Members of the European Parliament are also wrestling with the same piece of draft legislation and are similarly divided. A report by Danuta Jazlowiecka, a Polish centre-right MEP, was discussed in the European Parliament’s employment and social affairs committee for the first time yesterday (28 November).
Jazlowiecka favours a list of common measures “to guarantee a legal clarity”, but has also recommended substantial changes to the Commission’s proposal. She is likely to encounter some opposition as MEPs discuss the issue in the coming weeks.
Employment ministers will also discuss at their Council meeting a proposal on the future of the European globalisation adjustment fund, which provides support for redundant workers, as well as a Commission proposal to step up the European Union Programme for Social Change and Innovation. The Commission has proposed an increase in funding of up to 10%. Ministers will look at the latest discussions within the European Parliament, but are unlikely to come to any general approach at this stage.
They will also review work on a proposal for implementing the principle of equal treatment between persons irrespective of religion or belief, disability, age or sexual orientation.

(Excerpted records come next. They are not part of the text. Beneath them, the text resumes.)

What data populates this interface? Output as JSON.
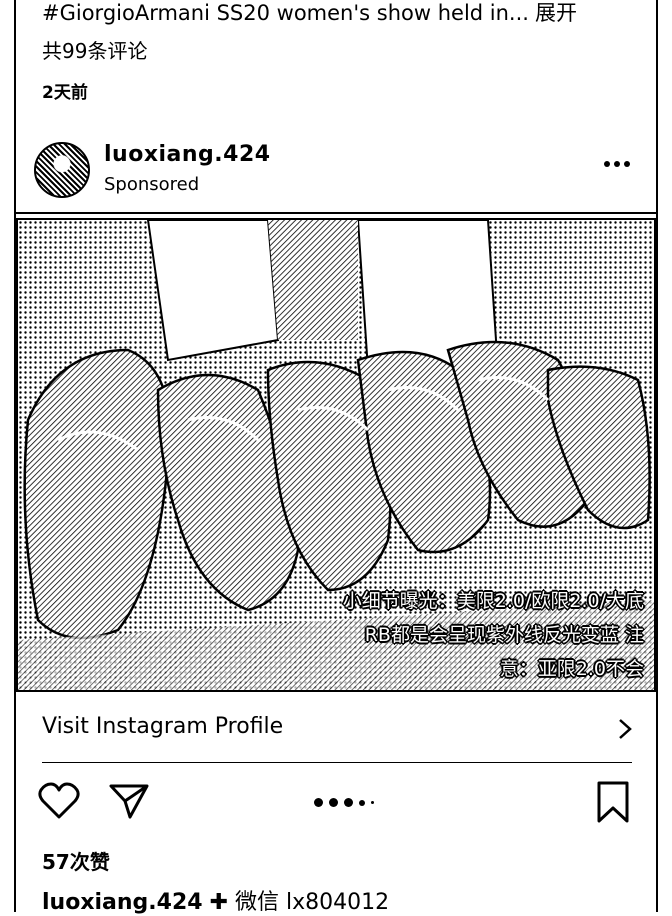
{
  "previous_post": {
    "caption": "#GiorgioArmani SS20 women's show held in...",
    "expand_label": "展开",
    "comments": "共99条评论",
    "time": "2天前"
  },
  "post": {
    "username": "luoxiang.424",
    "sponsored": "Sponsored",
    "more_icon": "more-horizontal-icon",
    "image_caption": "小细节曝光：美限2.0/欧限2.0/大底\nRB都是会呈现紫外线反光变蓝 注\n意：亚限2.0不会",
    "visit_profile": "Visit Instagram Profile",
    "likes": "57次赞",
    "caption_user": "luoxiang.424",
    "caption_text": "✚ 微信 lx804012",
    "carousel_count": 5,
    "carousel_active": 0
  },
  "icons": {
    "like": "heart-icon",
    "share": "send-icon",
    "save": "bookmark-icon",
    "visit": "chevron-right-icon"
  }
}
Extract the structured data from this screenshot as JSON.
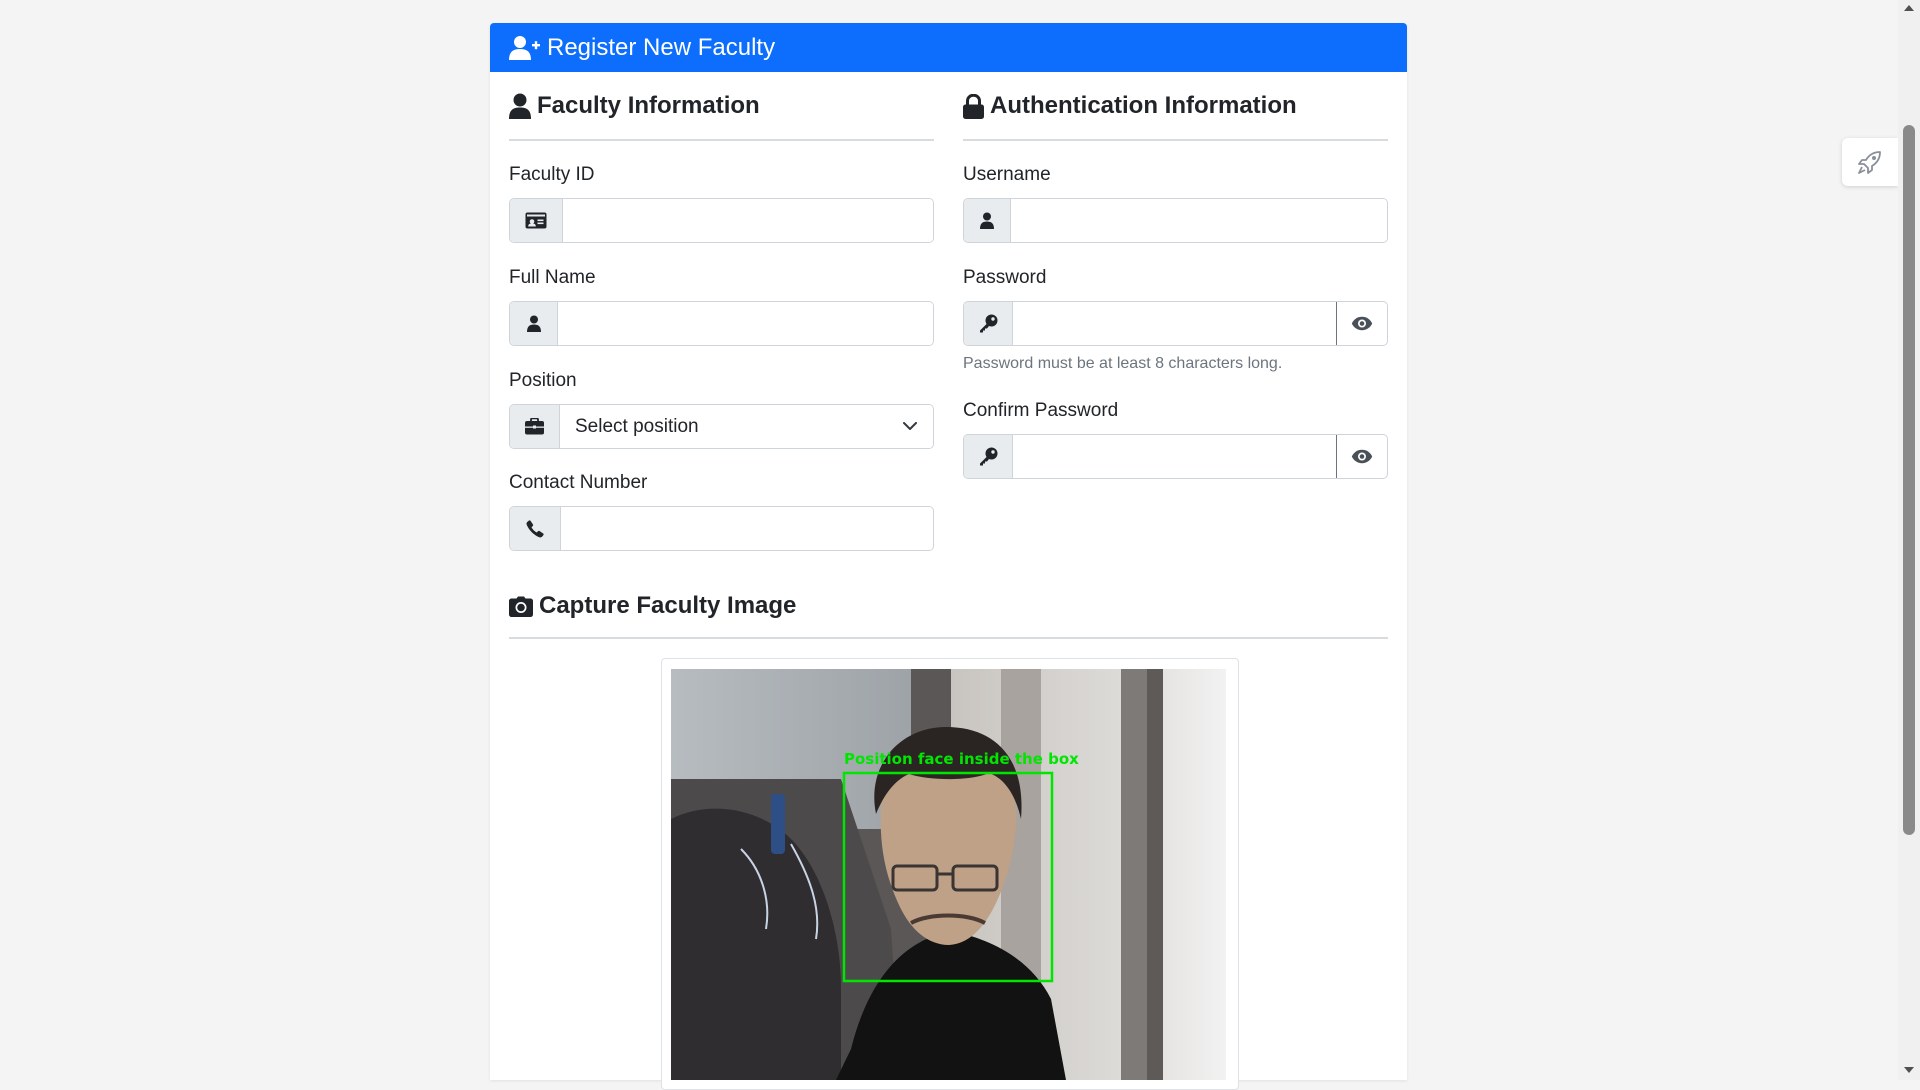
{
  "form": {
    "header_title": "Register New Faculty",
    "header_color": "#0d6efd"
  },
  "faculty_section": {
    "title": "Faculty Information",
    "faculty_id": {
      "label": "Faculty ID",
      "value": ""
    },
    "full_name": {
      "label": "Full Name",
      "value": ""
    },
    "position": {
      "label": "Position",
      "selected": "Select position"
    },
    "contact": {
      "label": "Contact Number",
      "value": ""
    }
  },
  "auth_section": {
    "title": "Authentication Information",
    "username": {
      "label": "Username",
      "value": ""
    },
    "password": {
      "label": "Password",
      "value": "",
      "help": "Password must be at least 8 characters long."
    },
    "confirm_password": {
      "label": "Confirm Password",
      "value": ""
    }
  },
  "capture_section": {
    "title": "Capture Faculty Image",
    "overlay_text": "Position face inside the box",
    "overlay_color": "#00e600"
  },
  "icons": {
    "header": "user-plus-icon",
    "faculty": "user-icon",
    "auth": "lock-icon",
    "camera": "camera-icon",
    "id_card": "id-card-icon",
    "key": "key-icon",
    "eye": "eye-icon",
    "briefcase": "briefcase-icon",
    "phone": "phone-icon",
    "rocket": "rocket-icon"
  }
}
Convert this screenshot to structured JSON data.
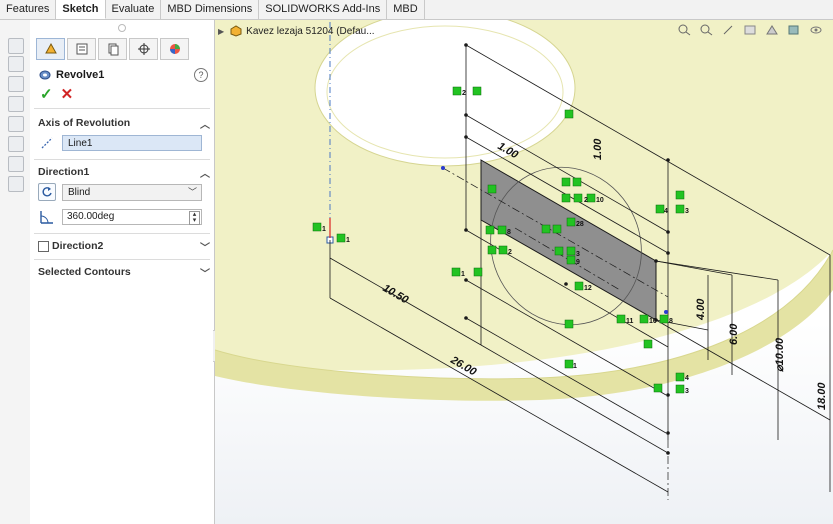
{
  "command_tabs": [
    {
      "label": "Features",
      "active": false
    },
    {
      "label": "Sketch",
      "active": true
    },
    {
      "label": "Evaluate",
      "active": false
    },
    {
      "label": "MBD Dimensions",
      "active": false
    },
    {
      "label": "SOLIDWORKS Add-Ins",
      "active": false
    },
    {
      "label": "MBD",
      "active": false
    }
  ],
  "property_manager": {
    "title": "Revolve1",
    "help_symbol": "?",
    "ok_symbol": "✓",
    "cancel_symbol": "✕",
    "axis_section": {
      "header": "Axis of Revolution",
      "value": "Line1"
    },
    "direction1_section": {
      "header": "Direction1",
      "end_condition": "Blind",
      "angle": "360.00deg"
    },
    "direction2_section": {
      "header": "Direction2",
      "checked": false
    },
    "contours_section": {
      "header": "Selected Contours"
    }
  },
  "feature_tree": {
    "part_name": "Kavez lezaja 51204  (Defau..."
  },
  "dimensions": [
    "1.00",
    "1.00",
    "10.50",
    "26.00",
    "4.00",
    "6.00",
    "⌀10.00",
    "18.00"
  ],
  "relation_labels": [
    "2",
    "1",
    "3",
    "1",
    "3",
    "4",
    "2",
    "28",
    "9",
    "8",
    "2",
    "10",
    "12",
    "11",
    "10",
    "8",
    "1",
    "1",
    "4",
    "3"
  ],
  "colors": {
    "accent": "#9db6d6",
    "part_yellow": "#f1f1c4",
    "relation_green": "#22c322",
    "sketch_black": "#1a1a1a",
    "profile_gray": "#8f8f8f"
  }
}
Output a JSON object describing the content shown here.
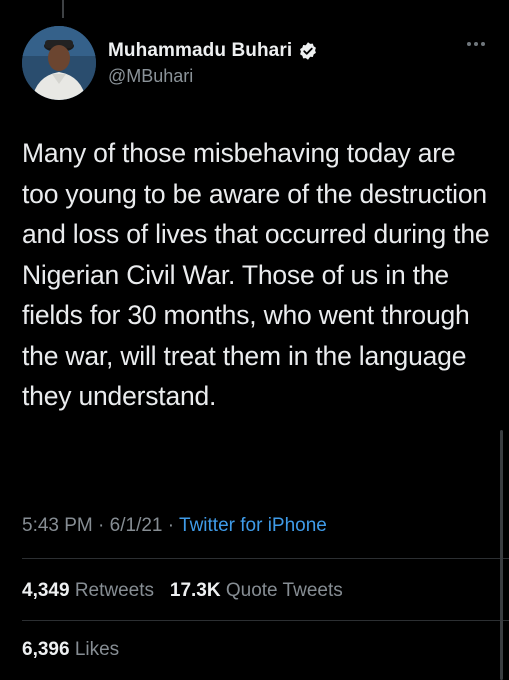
{
  "tweet": {
    "author_name": "Muhammadu Buhari",
    "handle": "@MBuhari",
    "text": "Many of those misbehaving today are too young to be aware of the destruction and loss of lives that occurred during the Nigerian Civil War. Those of us in the fields for 30 months, who went through the war, will treat them in the language they understand.",
    "time": "5:43 PM",
    "date": "6/1/21",
    "separator": "·",
    "source": "Twitter for iPhone"
  },
  "stats": {
    "retweets_count": "4,349",
    "retweets_label": "Retweets",
    "quote_tweets_count": "17.3K",
    "quote_tweets_label": "Quote Tweets",
    "likes_count": "6,396",
    "likes_label": "Likes"
  },
  "icons": {
    "verified": "verified-badge-icon",
    "more": "more-options-icon"
  },
  "colors": {
    "background": "#000000",
    "link": "#3f9be8",
    "secondary_text": "#868d93"
  }
}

On this piece of legislation, the Parliament is only consulted, and does not have the power to approve, change or block. But, again, ministers are not yet expected to reach a firm position.
Ministers are expected to adopt conclusions on a report on combating violence against women and a declaration on the European year on active ageing and solidarity between generations. The rest of the meeting will be taken up with non-legislative activities. Ministers will debate the implementation of the Europe 2020 Strategy in the field of employment and social policy; they will look at the start of the second European Semester for its employment and social policies; and the European Commission will present its 2013 annual growth survey and joint employment report.